What constitutes femininity and masculinity? Kosky, throughout, accentuates gender differences. We see men, stage right, ogling factory girls, who are narcissistically cooling themselves and smoking, stage left. Carmen is ultimately doomed because she will not abide by the rules of this bifurcated, patriarchal society. She represents untrammelled female sexuality. “Love’s a gypsy”, she proclaims and so is she. “Free was she born and free she will die”. In Mérimée’s novella, Don José recalls that Carmen “walked, swaying her hips like a filly from a Cordoba stud farm”. And the matador Escamillo (Luca Pisaroni), likewise, represents another sexual stereotype drawn from what Richard Langham Smith calls the “growing hispanomania” of the 1870’s (‘Carmen’s Rocky Road to Success’, Official Programme).

In an interview to coincide with the 2018 production of Carmen, conductor Keri-Lynn Wilson maintained that “can you dance?” is as important a question as “can you sing and act?” (see ‘Carmen Review – Dance of Death’, Quarterly Review, December 4, 2018). And the remarkable dance troupe, choreographed by Madeline Ferricks-Rosevear, stole the show once again.

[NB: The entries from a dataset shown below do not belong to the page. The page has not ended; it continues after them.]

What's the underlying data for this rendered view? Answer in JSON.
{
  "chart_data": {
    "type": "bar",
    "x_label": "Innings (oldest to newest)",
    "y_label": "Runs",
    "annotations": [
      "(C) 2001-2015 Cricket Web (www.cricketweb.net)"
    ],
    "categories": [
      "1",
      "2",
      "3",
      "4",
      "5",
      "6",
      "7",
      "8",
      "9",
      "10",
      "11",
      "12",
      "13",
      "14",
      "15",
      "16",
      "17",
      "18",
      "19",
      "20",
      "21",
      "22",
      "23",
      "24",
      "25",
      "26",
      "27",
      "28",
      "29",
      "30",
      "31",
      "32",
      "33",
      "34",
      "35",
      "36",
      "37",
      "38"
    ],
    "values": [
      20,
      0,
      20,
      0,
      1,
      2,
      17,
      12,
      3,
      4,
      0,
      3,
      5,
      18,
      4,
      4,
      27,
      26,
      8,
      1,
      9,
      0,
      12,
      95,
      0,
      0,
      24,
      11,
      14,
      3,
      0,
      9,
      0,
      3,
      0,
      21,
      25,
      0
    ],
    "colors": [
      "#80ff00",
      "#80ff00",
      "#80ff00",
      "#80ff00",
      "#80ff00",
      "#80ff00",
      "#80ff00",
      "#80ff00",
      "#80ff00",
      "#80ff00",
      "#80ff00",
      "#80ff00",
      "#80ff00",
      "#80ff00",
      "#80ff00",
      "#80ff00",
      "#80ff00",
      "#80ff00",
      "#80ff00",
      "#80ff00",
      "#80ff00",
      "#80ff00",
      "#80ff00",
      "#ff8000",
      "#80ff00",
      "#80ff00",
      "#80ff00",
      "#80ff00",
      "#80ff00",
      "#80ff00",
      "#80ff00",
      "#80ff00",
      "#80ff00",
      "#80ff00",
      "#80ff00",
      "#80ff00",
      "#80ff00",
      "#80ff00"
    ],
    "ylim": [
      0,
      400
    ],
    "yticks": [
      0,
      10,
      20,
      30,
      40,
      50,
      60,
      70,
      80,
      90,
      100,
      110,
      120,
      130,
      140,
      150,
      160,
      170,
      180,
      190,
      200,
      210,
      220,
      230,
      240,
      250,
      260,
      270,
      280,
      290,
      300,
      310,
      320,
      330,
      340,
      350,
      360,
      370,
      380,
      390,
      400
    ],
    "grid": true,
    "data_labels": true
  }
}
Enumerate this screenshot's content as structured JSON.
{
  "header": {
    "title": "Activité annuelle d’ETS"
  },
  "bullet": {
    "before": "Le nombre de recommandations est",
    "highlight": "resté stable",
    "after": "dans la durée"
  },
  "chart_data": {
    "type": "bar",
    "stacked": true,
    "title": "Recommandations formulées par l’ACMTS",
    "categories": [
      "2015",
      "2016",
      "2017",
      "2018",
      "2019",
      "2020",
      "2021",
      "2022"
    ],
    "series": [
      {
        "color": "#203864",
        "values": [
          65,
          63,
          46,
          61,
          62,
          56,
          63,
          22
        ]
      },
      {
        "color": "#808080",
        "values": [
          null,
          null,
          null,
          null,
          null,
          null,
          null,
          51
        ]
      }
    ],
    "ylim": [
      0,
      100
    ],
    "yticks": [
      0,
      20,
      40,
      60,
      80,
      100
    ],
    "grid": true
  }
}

Barrie Kosky is evidently an admirer of Kabuki, judging by the make-up and the masks. His device of an audience being watched by an audience was also telling. Ailyn Pérez (Micaëla) is a remarkable singer and she pulled out all the stops in the aria “Moi, je viens te chercher”. Yet there were still some empty seats on this occasion. Perhaps this production, which first appeared at Frankfurt Opera in 2016, is just too challenging and thought provoking for the average audience.